A 2021 global ranking of press freedom by Reporters Without Borders put Vietnam sixth from the bottom out of 180 nations, and just two places above China. But even as the country continues to invest in systems to control the flow of information, a China-style firewall remains unlikely, both because the government lacks the technical prowess to pull off such a move, and because its successful co-optation of Facebook and Google renders such a firewall unnecessary, according to Dien Nguyen An Luong, a visiting fellow with the Media, Technology and Society Programme of Singapore’s ISEAS–Yusof Ishak Institute.

“Vietnam’s lack of political and technological wherewithal and limited homegrown social media platforms have throttled its efforts to match China in creating a ‘national internet’ meant for enforced blocking of Western social media platforms,” Dien says.

“The Vietnamese authorities have arrived at a point where they recognise that they could not act like China and ban foreign tech giants altogether.”

Domestic hacking attempts, meanwhile, are on the rise. Carl Thayer, a regional security specialist, tells New Naratif that, according to government statistics, Vietnam saw a 300% rise in data breaches of commercial enterprises in 2019 over the previous year and a 104% rise in hacking of information systems over the same period.
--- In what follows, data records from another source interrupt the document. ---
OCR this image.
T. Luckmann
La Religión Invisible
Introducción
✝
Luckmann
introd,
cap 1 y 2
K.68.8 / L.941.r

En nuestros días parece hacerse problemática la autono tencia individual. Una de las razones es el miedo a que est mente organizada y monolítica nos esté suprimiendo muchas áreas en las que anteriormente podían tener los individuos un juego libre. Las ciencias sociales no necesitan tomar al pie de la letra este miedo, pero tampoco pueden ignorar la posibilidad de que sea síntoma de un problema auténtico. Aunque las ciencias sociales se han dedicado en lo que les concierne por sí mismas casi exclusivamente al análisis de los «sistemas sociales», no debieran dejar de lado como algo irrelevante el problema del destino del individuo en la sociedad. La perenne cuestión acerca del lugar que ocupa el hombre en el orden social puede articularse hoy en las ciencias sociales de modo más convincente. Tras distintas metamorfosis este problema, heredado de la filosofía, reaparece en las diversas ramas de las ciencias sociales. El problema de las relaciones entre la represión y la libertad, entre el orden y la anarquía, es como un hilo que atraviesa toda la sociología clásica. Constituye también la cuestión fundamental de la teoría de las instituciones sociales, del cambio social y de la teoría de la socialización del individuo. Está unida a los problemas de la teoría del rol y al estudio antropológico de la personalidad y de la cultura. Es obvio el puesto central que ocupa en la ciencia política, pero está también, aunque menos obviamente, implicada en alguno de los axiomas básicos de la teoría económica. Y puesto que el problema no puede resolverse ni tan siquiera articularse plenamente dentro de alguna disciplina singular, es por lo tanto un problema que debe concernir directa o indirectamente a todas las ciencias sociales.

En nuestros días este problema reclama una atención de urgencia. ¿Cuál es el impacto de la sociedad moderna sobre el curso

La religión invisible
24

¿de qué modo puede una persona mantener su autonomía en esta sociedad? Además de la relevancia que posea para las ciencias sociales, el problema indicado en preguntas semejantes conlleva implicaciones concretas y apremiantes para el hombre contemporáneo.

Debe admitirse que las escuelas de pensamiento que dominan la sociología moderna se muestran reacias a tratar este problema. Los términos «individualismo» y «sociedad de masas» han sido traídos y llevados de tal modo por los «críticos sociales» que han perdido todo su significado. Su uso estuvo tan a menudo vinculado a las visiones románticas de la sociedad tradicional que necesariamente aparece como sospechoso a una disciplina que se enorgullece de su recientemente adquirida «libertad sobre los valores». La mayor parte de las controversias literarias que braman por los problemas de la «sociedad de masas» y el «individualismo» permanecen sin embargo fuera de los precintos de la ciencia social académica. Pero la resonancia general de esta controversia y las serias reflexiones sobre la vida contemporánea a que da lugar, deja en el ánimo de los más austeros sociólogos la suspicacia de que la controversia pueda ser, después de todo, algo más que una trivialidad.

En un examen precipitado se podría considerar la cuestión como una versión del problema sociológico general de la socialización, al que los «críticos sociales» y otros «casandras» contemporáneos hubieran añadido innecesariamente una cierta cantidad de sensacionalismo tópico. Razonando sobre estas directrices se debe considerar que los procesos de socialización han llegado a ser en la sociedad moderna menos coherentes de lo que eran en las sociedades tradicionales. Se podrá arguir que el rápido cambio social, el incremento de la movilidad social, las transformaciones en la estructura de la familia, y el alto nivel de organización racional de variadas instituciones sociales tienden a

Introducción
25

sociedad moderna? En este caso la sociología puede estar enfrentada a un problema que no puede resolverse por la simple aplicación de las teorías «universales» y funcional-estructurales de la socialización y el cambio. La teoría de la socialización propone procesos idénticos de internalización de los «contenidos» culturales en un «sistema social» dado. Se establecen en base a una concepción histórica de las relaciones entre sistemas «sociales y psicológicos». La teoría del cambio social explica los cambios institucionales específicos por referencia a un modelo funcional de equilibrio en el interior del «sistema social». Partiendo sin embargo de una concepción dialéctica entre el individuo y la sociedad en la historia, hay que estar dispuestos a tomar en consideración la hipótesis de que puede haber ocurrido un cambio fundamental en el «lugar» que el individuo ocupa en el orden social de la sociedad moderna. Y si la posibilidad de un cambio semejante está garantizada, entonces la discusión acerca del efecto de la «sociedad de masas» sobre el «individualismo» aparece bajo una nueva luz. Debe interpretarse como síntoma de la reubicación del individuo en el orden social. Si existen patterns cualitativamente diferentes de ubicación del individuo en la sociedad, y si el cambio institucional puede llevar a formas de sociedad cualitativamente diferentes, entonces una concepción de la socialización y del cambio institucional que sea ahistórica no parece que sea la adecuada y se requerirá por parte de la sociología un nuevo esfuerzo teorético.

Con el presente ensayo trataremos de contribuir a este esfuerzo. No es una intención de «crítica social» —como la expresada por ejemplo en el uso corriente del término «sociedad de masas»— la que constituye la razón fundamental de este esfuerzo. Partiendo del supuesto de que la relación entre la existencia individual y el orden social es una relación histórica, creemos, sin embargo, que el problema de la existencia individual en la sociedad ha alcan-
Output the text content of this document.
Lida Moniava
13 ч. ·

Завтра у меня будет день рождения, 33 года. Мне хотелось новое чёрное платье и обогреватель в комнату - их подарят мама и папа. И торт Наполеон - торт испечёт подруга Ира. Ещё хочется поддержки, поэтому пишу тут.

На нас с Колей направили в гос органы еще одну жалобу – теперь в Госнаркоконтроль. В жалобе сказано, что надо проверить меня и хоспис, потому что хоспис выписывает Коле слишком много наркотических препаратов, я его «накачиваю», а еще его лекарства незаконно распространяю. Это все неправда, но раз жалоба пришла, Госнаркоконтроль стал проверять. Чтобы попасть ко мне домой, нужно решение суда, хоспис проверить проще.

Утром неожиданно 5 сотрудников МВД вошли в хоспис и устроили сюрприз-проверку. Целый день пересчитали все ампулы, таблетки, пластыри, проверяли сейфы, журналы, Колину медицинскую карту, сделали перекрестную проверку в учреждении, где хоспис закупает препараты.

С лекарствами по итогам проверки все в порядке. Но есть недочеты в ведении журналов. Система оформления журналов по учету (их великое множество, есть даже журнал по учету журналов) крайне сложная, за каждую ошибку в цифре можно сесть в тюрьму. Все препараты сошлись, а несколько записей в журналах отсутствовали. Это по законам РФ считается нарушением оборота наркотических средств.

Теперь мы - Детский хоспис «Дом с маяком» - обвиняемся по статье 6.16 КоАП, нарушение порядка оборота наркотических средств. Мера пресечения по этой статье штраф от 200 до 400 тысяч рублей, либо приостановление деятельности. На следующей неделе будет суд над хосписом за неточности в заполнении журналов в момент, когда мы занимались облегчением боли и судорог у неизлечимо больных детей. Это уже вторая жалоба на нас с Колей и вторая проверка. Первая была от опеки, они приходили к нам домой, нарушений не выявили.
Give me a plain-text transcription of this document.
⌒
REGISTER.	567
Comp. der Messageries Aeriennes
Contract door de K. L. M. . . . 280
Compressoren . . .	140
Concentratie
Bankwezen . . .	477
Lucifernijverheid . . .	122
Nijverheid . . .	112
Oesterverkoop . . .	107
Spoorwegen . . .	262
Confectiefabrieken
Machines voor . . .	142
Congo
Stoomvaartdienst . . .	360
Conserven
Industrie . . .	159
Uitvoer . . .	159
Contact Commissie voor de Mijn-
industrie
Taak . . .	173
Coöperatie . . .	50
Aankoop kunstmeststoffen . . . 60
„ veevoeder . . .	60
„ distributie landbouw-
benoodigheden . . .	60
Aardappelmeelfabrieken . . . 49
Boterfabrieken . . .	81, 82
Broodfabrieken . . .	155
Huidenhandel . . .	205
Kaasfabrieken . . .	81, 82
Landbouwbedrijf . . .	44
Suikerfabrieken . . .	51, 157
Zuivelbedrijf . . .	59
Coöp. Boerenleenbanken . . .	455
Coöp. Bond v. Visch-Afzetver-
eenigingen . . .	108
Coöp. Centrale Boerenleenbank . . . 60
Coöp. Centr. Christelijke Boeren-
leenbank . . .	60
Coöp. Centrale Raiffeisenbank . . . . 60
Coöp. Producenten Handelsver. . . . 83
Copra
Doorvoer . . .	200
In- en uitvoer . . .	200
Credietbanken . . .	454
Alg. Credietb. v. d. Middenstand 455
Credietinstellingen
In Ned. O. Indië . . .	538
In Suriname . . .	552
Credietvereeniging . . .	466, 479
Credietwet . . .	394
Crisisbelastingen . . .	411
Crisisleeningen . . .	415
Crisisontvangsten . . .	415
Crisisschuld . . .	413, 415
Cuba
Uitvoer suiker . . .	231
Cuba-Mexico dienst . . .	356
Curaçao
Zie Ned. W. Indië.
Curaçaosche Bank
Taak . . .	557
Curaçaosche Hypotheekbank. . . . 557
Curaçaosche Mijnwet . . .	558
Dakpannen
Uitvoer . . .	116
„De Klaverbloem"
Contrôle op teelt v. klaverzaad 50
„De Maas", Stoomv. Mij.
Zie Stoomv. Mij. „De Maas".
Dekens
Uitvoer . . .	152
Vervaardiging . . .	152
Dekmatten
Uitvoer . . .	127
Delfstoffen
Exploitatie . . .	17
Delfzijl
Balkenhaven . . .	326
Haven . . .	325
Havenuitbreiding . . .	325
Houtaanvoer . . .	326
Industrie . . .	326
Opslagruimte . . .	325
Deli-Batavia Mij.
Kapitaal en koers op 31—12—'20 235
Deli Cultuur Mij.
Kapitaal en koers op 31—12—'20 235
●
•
“It is inescapable that the Ministry of Public Security and other government agencies will avail themselves of evolving technology to step up surveillance of the general population…and combat criminal activity as well as political dissent,” Thayer says. 

Activist Thao Dinh agrees, saying Nguyen Phu Trong’s re-election for a third term as general secretary of the Communist Party means authorities will renew their focus on muzzling state critics, including activists and journalists.  

At a press conference held to close Vietnam’s National Congress in February, Trong, a former journalist, repeatedly praised the acumen and “keen eyes” of reporters, saying: “You are all important to our cause.” 

Later on, he added: “Punishments are necessary for all those who go against the guiding principles of the party.”